As it is only a simple router, you can play with the priorities: if you want to expose an application on the entry point web, you just have to define a higher priority traefik.ingress.kubernetes.io/router.priority: "42" on this entry, and/or you can also restrict the point entry applied on the router.

So the redirect will be applied on all the ingress except for the ingress that you don't want a redirect.

If you prefer it's a kind the opposite of the non-standard ingress.kubernetes.io/redirect-to-ssl annotation.

From my point of view, it is safer to redirect by default, and to allow only when you want a non-TLS connection.

https://docs.traefik.io/v2.2/routing/entrypoints/#entrypoint

Thanks a bunch for elaborating.

This explains a lot, and I would agree that it's safer to redirect to HTTPS by default but unfortunately we don't always have that option with every application in the Kubernetes ecosystem, especially when those applications generate and create ingress objects for example.

I will look into leveraging priorities to achieve what we want. If I remember correctly Traefik will sensibly merge routers for overlapping host + path combinations, is that the case? If so, would creating a high-priority router with a widely matching host (like your example HostRegexp({host:.+})) and a specific path (e.g. PathPrefix('/foo') make sure we don't get redirects to HTTPS for ingress objects with more specific hosts and a matching path (e.g.
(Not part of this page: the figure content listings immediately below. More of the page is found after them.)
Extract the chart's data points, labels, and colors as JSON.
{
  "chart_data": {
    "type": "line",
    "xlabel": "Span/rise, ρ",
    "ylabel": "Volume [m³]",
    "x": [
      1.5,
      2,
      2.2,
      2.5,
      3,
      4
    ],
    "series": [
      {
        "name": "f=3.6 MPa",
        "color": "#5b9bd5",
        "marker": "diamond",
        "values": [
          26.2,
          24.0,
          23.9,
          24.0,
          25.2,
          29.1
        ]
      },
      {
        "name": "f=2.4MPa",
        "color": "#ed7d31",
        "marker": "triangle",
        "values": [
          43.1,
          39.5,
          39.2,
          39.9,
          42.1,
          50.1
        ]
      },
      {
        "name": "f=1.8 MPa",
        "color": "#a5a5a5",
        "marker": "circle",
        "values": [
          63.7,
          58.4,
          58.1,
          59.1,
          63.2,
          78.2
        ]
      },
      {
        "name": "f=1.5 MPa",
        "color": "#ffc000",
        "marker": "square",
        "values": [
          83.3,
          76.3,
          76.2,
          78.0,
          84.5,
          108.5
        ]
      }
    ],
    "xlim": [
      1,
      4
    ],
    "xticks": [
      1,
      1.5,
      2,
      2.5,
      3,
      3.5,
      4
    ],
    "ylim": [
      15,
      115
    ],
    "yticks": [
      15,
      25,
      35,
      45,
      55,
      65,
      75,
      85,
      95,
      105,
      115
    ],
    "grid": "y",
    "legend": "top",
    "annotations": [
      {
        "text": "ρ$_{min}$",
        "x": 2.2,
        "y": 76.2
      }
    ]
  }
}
Host('example.com') && Path('/foo/bar'), but without a priority annotation?

To explain why I said that the previous version exhibits a wrong behavior :
In the previous versions, for an ingress with TLS defined, Traefik creates two routers, one with TLS and one without TLS.
If no entrypoint is defined, both the routers will listen on all of them.
So we can request both in HTTP and HTTPS on all entrypoints ports that is pretty confusing and not secured.

@ncgee stay tune, we are thinking about a way to improve the behavior.

Ah, I understand now, that makes sense.

Thanks again!

You can try the rc3 with the following configuration:

    entryPoints:
      http:
        address: ":80"
      https:
        address: ":443"
        http:
          tls: {}

I've just implemented your suggested configuration with the expected result, requests to port 80 no longer result in a 404. Thanks for your efforts on this!

I'm not sure if this is an unintended side effect, but using the redirect middleware now via the router.middlewares annotation also has the expected result, even though the middleware is applied to the https entrypoint/router as well:

$ curl -v http://<redacted>
* Rebuilt URL to: http://<redacted>
*   Trying <redacted>...
* Connected to <redacted> (<redacted>) port 80 (#0)
> GET / HTTP/1.1
> Host: <redacted>
> User-Agent: curl/7.47.0
> Accept: */*
> 
< HTTP/1.1 301 Moved Permanently
< Location: https://<redacted>
< Date: Fri, 27 Mar 2020 10:27:46 GMT
< Content-Length: 17
< Content-Type: text/plain; charset=utf-8
< 
* Connection #0 to host <redacted> left intact
Moved Permanently

Curiously, I get a 308 with a HEAD request. There is no global redirect in the configuration.